|
|
|
|
|
by yummyfajitas
3649 days ago
|
|
I have plenty of criticisms of hypothesis testing and p-values. Nevertheless, if you choose to run that type of analysis, do it right - this means sticking with your analysis and not using weasel words like "almost statistically significant" when it doesn't come out the way you want. Incidentally, the real p-value is 11.075% since they ran two hypothesis tests and didn't adjust for multiple comparisons. Your analysis might be right - if so, that's interesting. I'll take a closer look and write a followup piece if true - among other things glancing at your ROC curve suggests they are pretty close, and perform better for whites in some regions and better for blacks in others. But it's 7:30AM (pre-coffee) and I haven't looked closely yet. But since PP did not do any of this, my criticism of them holds - they ran an NHST, got the wrong result, and then spouted a bunch of anecdotes instead of admitting that their analysis went against what they wanted to find. |
|
> Finally, the article includes a table of false positive probabilities (FPP) and false negative probabilities (FNP). This may or may not be evidence of bias - the authors would need to run a statistical test to determine that, which they don't. In fact, I can't even find the place in their R notebook where they did that calculation. Is this the result of bad statistics? Is it merely random chance? Who knows!
Looking at PP's Jupyter Notebook, the calculations seem to be performed at lines 50 onwards (if you're referring to the table that I think you're referring to).

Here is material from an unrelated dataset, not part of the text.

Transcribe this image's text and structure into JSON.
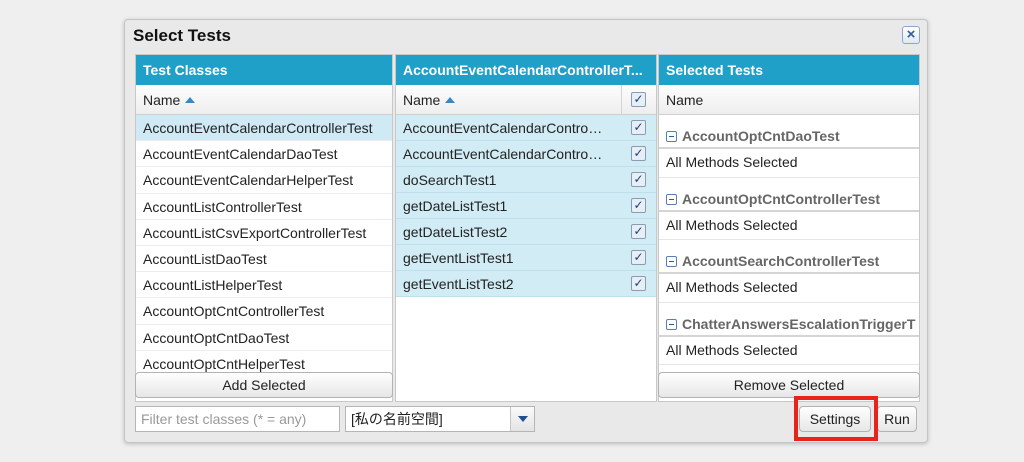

FWIW, those "weasel words" you allege are in the writeup of the methodology, where the audience is expected to follow along and see how the 0.057 is calculated. I'm not sure how you're interpreting that calculation...My read is that it's not the bedrock from which all of the other analyses are based from. Where in the story do you see that particular calculation being used as the main (or even ancillary) thrust of the piece?